Selfish does not appear in the King James Version of the bible. I find that curious, so I examined other translations.

(ESV) Selfish Ambition.

(NASB) adds Selfish Appetite and Conceit.

(RSV) adds Ungrateful and Surly (Apocrypha).

(NIV) adds nothing new but expresses ambition as gain and end results.

I have to tell you I am surprised and perhaps a little disappointed that this is all I could find relating directly to selfishness. I expected more expressions or examples to learn from. If I am going to be honest with myself, it must be attached to a personal expression of my own conscience.

I am selfish with my time. Where does that fit in context with the scriptures? I suppose it depends on how I am using my time. I am zealous of my quiet time. I do not like to be disturbed when I am with my Lord. Is that a bad thing? Not in and of itself, but how does my expression of that zeal affect the person that wants my attention? My Lord has asked me to be kindly affectionate to others. At what point does my selfish zeal in a good thing become tainted?

Perhaps this is the real lesson of selfishness, not that we are selfish, because we are, but in how we allow those moments to affect relationships with others. Not just those we are know, but to anyone who might need the Lord at any particular moment.
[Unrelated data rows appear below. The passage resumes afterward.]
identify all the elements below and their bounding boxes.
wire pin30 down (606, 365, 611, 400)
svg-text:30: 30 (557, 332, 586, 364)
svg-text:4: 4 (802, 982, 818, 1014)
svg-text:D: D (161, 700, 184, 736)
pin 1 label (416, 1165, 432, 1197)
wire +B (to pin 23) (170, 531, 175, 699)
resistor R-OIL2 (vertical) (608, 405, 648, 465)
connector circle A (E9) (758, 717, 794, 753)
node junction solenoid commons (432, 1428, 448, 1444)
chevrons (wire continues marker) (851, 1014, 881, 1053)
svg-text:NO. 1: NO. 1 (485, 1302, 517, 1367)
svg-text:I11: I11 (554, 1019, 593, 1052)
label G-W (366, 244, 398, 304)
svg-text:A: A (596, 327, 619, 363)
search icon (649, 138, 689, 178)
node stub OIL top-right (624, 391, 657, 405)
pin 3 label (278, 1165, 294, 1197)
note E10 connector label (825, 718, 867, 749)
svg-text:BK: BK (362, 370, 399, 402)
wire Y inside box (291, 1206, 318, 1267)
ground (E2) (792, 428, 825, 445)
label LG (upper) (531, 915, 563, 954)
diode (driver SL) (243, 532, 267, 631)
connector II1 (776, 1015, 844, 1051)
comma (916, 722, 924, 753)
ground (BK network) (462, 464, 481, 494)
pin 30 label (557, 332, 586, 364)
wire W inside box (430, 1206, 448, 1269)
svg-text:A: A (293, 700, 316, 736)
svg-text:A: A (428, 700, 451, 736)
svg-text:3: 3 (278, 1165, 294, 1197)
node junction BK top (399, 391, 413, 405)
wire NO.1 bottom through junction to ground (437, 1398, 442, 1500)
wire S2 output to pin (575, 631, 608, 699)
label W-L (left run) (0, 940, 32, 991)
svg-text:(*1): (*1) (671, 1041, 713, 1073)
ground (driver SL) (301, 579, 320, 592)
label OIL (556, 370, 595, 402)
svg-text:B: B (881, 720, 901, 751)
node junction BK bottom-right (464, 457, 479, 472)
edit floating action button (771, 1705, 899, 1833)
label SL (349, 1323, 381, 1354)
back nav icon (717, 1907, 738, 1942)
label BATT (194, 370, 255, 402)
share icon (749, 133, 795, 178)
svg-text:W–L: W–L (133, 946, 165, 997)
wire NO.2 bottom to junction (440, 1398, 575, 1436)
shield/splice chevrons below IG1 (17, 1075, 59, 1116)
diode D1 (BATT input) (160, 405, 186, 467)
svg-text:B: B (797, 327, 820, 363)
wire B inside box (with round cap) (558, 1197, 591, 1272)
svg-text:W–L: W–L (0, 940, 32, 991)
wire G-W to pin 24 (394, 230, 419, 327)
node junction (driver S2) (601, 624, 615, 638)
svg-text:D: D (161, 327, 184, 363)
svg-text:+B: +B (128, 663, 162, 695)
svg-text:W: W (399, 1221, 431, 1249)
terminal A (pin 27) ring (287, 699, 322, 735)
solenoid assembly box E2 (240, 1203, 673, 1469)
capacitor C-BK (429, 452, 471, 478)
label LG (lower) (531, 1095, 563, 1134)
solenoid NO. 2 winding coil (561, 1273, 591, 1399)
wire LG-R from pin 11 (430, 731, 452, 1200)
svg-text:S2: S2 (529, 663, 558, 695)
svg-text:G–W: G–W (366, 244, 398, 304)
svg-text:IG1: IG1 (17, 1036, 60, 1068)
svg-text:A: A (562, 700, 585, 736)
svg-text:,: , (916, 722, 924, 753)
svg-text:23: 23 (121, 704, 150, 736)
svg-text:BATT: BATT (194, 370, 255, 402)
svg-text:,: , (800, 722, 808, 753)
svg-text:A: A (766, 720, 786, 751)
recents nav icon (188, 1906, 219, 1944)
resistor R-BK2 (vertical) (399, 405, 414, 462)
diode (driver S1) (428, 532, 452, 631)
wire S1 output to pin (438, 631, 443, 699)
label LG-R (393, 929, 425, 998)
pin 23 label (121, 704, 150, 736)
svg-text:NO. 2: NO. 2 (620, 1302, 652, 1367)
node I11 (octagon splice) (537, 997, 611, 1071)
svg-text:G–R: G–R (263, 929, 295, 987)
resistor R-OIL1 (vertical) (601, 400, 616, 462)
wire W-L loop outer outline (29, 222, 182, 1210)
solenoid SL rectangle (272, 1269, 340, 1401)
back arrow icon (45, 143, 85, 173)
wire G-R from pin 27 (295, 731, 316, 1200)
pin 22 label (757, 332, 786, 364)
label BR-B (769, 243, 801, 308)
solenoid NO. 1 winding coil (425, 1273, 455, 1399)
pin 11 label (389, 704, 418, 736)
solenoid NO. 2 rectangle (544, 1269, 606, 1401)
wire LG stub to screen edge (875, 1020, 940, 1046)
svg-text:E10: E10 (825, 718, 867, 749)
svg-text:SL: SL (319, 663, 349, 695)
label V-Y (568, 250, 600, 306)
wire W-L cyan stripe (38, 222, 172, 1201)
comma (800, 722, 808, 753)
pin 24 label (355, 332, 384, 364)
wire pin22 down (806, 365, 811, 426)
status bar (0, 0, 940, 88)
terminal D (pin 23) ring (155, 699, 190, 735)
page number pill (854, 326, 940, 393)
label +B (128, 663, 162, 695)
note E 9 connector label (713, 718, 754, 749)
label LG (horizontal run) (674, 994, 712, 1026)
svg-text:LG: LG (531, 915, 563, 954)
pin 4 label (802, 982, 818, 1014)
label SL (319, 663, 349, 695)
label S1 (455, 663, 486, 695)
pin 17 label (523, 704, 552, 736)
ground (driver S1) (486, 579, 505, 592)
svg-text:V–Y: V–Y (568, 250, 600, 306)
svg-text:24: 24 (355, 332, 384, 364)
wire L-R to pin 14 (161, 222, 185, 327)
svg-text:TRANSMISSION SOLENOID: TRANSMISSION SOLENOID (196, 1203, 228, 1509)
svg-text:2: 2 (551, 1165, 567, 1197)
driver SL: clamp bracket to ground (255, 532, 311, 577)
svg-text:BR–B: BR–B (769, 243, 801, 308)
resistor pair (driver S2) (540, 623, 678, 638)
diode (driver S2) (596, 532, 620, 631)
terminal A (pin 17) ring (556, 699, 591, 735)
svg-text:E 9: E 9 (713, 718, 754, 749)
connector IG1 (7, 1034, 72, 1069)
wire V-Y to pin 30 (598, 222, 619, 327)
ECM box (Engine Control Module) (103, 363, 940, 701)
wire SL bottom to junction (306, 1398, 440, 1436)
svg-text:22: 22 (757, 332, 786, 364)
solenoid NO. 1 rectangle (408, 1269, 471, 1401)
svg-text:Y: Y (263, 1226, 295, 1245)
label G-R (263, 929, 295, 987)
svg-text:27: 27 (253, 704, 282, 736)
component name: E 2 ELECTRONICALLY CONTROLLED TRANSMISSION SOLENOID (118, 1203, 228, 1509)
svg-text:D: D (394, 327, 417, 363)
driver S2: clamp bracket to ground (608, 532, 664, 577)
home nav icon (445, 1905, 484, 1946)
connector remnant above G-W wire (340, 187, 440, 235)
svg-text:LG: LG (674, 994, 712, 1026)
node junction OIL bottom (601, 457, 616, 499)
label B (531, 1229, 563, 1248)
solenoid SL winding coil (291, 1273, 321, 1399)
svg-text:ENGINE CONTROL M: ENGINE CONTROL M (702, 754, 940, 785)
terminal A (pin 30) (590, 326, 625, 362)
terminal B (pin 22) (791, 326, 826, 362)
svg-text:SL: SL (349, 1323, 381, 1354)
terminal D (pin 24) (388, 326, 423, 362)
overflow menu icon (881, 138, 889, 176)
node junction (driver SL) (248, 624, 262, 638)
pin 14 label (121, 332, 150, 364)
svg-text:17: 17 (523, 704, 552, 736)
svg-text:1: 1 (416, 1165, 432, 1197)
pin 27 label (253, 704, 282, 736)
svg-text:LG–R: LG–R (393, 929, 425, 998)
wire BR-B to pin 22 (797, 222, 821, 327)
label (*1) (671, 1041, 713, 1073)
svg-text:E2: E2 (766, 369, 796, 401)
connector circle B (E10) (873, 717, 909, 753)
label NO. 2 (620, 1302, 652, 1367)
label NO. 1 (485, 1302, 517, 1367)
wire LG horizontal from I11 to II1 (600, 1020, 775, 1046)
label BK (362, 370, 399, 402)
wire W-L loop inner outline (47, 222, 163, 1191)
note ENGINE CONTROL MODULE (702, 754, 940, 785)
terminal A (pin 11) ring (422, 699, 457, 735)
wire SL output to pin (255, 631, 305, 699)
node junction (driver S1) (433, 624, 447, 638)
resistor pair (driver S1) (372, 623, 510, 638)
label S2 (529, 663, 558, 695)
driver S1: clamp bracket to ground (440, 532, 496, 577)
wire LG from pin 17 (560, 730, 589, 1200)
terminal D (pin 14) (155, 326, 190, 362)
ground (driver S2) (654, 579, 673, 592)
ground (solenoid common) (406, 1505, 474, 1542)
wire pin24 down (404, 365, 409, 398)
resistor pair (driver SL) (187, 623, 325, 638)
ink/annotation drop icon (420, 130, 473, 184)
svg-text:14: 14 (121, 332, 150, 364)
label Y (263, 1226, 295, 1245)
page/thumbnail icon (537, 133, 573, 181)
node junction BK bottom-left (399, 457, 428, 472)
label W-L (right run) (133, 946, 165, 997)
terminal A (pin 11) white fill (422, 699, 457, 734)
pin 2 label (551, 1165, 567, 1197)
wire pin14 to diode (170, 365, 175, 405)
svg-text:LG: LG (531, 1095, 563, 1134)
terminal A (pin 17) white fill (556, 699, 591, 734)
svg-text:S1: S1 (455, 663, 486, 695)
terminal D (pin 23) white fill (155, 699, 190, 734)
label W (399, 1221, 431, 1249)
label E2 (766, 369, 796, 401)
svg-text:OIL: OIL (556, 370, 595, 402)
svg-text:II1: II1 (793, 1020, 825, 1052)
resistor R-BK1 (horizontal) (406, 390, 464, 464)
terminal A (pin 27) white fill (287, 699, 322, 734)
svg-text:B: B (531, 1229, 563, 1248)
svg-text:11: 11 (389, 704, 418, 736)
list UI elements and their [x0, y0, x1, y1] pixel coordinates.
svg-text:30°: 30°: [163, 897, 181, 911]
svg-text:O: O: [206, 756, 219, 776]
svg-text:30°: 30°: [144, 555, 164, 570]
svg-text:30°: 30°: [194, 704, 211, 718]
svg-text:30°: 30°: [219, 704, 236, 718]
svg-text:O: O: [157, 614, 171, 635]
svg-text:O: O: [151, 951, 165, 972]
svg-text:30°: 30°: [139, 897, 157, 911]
“Not now” is a very off-putting term to hear. If you are hurting at the moment it will just intensify the moment and cast a bad light of the author of “not now”.

How about those times when I didn’t even hear the interruption? I get so engrossed in the moment at times that I don’t even hear my wife. I love her dearly and the last thing I want is to make her feel ignored or diminished. I do it, I am sad to say. I’d hate to think it is because I am selfish. Yet I am.